Students in Taiwan are protesting against gender equality classes

Taiwan protests

Students at a Taiwan university have staged a number of protests against gender equality classes over fears they will “promote” homosexuality.

Students who stood outside the Ministry of Education called for guidelines in the gender equality curriculum to be “revised” so as “sexual exploration and homosexuality” is discouraged.

Shih Chun-yu, a demonstrator with the Student Alliance for the Protection of Families, said: “We are not opposed to gender equality education, but we are opposed to education that amounts to the exploration of a variety of lusts and the encouragement of homosexual tendencies”.

Along with other protesters, Chun-yu called for the “gender-spectrum” module to be pulled from the module which spans over just four hours in one semester.

“Elementary-school students are still maturing and to tell them they can choose a gender identity different from their biological one just confuses them,” he said.

Hsieh Yu-chan, an executive director with the notoriously homophobic alliance, said that protests are being held across the country in Hsinchu, Taichung, Tainan and Kaohsiung.

Some groups, including the Taiwan Youth Sexual Equality Association are counter-protesting.
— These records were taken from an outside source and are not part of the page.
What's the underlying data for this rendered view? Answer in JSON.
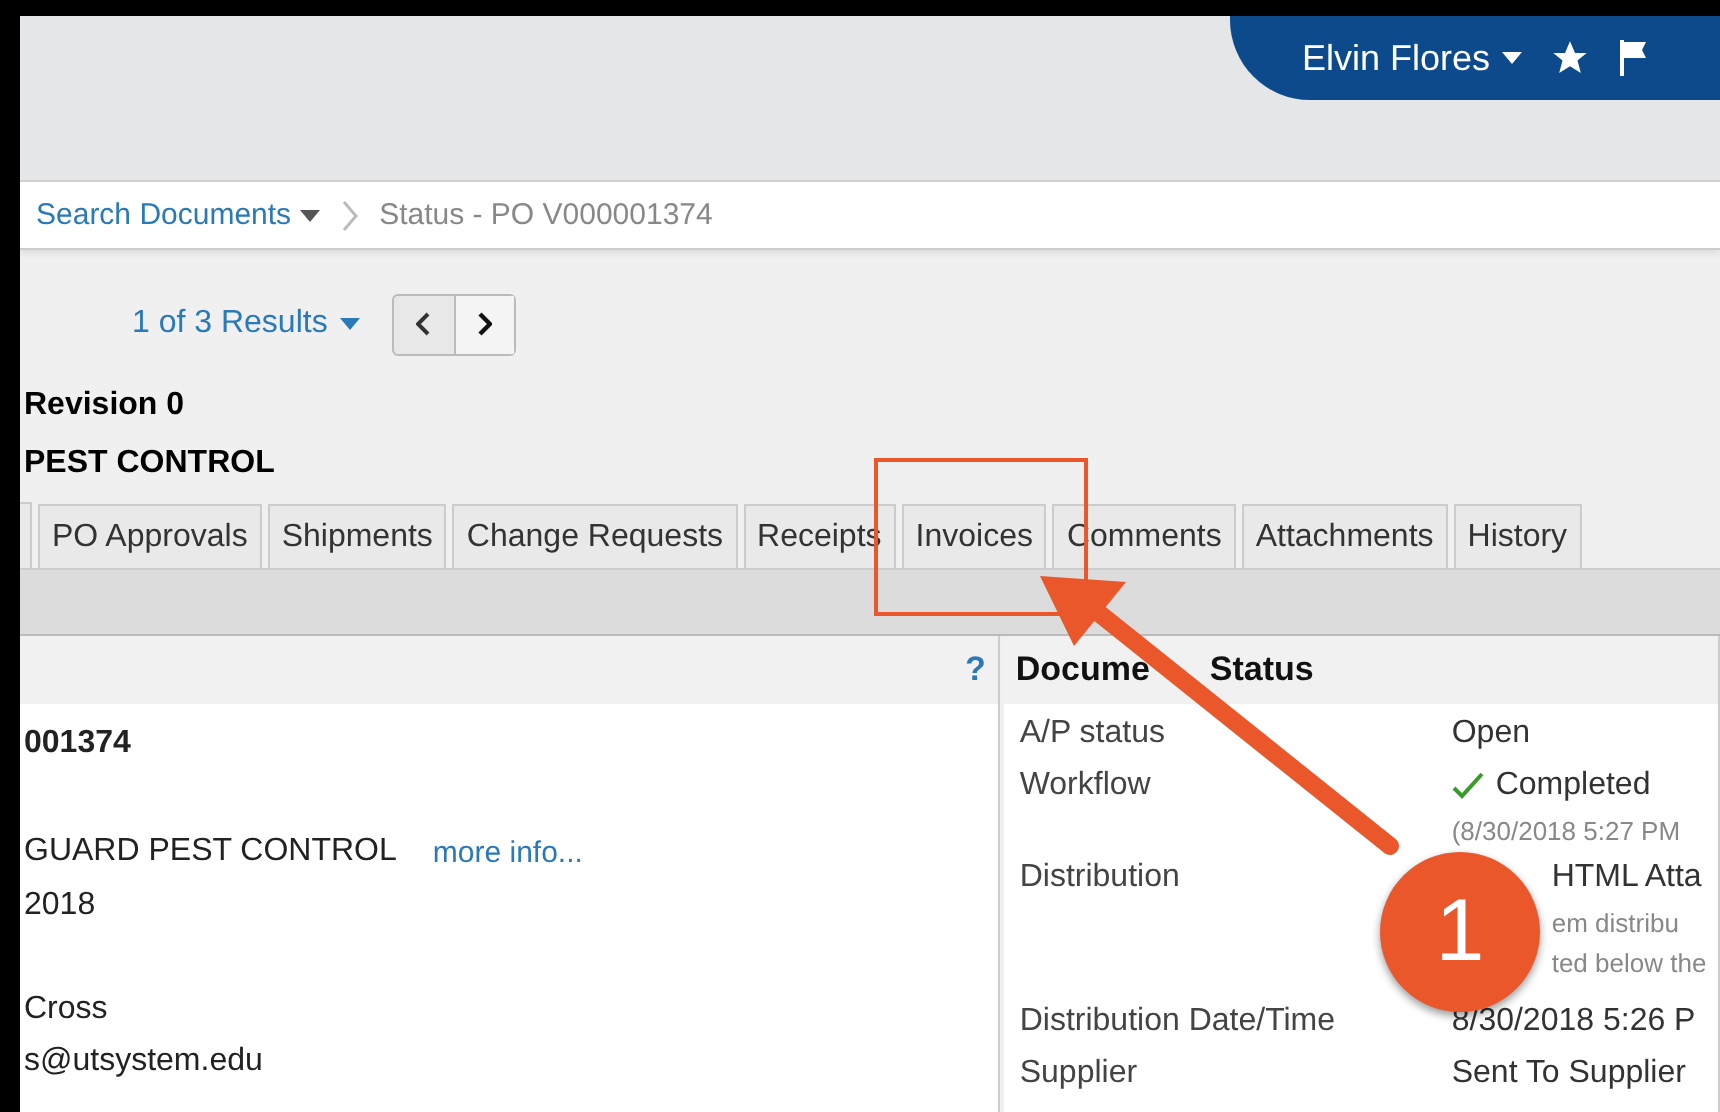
{
  "user_menu": {
    "name": "Elvin Flores"
  },
  "breadcrumb": {
    "link": "Search Documents",
    "current": "Status - PO V000001374"
  },
  "results": {
    "label": "1 of 3 Results"
  },
  "heading": {
    "revision": "Revision 0",
    "title": "PEST CONTROL"
  },
  "tabs": [
    {
      "label": "PO Approvals"
    },
    {
      "label": "Shipments"
    },
    {
      "label": "Change Requests"
    },
    {
      "label": "Receipts"
    },
    {
      "label": "Invoices"
    },
    {
      "label": "Comments"
    },
    {
      "label": "Attachments"
    },
    {
      "label": "History"
    }
  ],
  "summary_panel": {
    "help": "?",
    "lines": [
      {
        "kind": "bold",
        "text": "001374"
      },
      {
        "kind": "gap"
      },
      {
        "kind": "link",
        "text": "GUARD PEST CONTROL",
        "link": "more info..."
      },
      {
        "kind": "plain",
        "text": "2018"
      },
      {
        "kind": "gap"
      },
      {
        "kind": "plain",
        "text": "Cross"
      },
      {
        "kind": "plain",
        "text": "s@utsystem.edu"
      }
    ]
  },
  "status_panel": {
    "title": [
      "Docume",
      "Status"
    ],
    "rows": [
      {
        "label": "A/P status",
        "lines": [
          {
            "kind": "plain",
            "text": "Open"
          }
        ]
      },
      {
        "label": "Workflow",
        "lines": [
          {
            "kind": "check",
            "text": "Completed"
          },
          {
            "kind": "note",
            "text": "(8/30/2018 5:27 PM"
          }
        ]
      },
      {
        "label": "Distribution",
        "lines": [
          {
            "kind": "covered",
            "text": "HTML Atta"
          },
          {
            "kind": "covered-note",
            "text": "em distribu"
          },
          {
            "kind": "covered-note",
            "text": "ted below the"
          }
        ]
      },
      {
        "label": "Distribution Date/Time",
        "lines": [
          {
            "kind": "plain",
            "text": "8/30/2018 5:26 P"
          }
        ]
      },
      {
        "label": "Supplier",
        "lines": [
          {
            "kind": "plain",
            "text": "Sent To Supplier"
          }
        ]
      }
    ]
  },
  "annotation": {
    "step": "1"
  }
}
Brian Sung is a student at the National Taipei University and is pushing to protect the current education on gender and hopefully improve it in the future.

Sung said: “We approve of these kinds of curriculum materials and we hope that they can expanded to include more people on the gender spectrum.”

Hsieh Chang-yun is the director of the Ministry of Education Special Education.

Chang-yun said that the gender equality education module was established in 2004, and that they would take “into account the views of the public” if further revisions were to be implemented.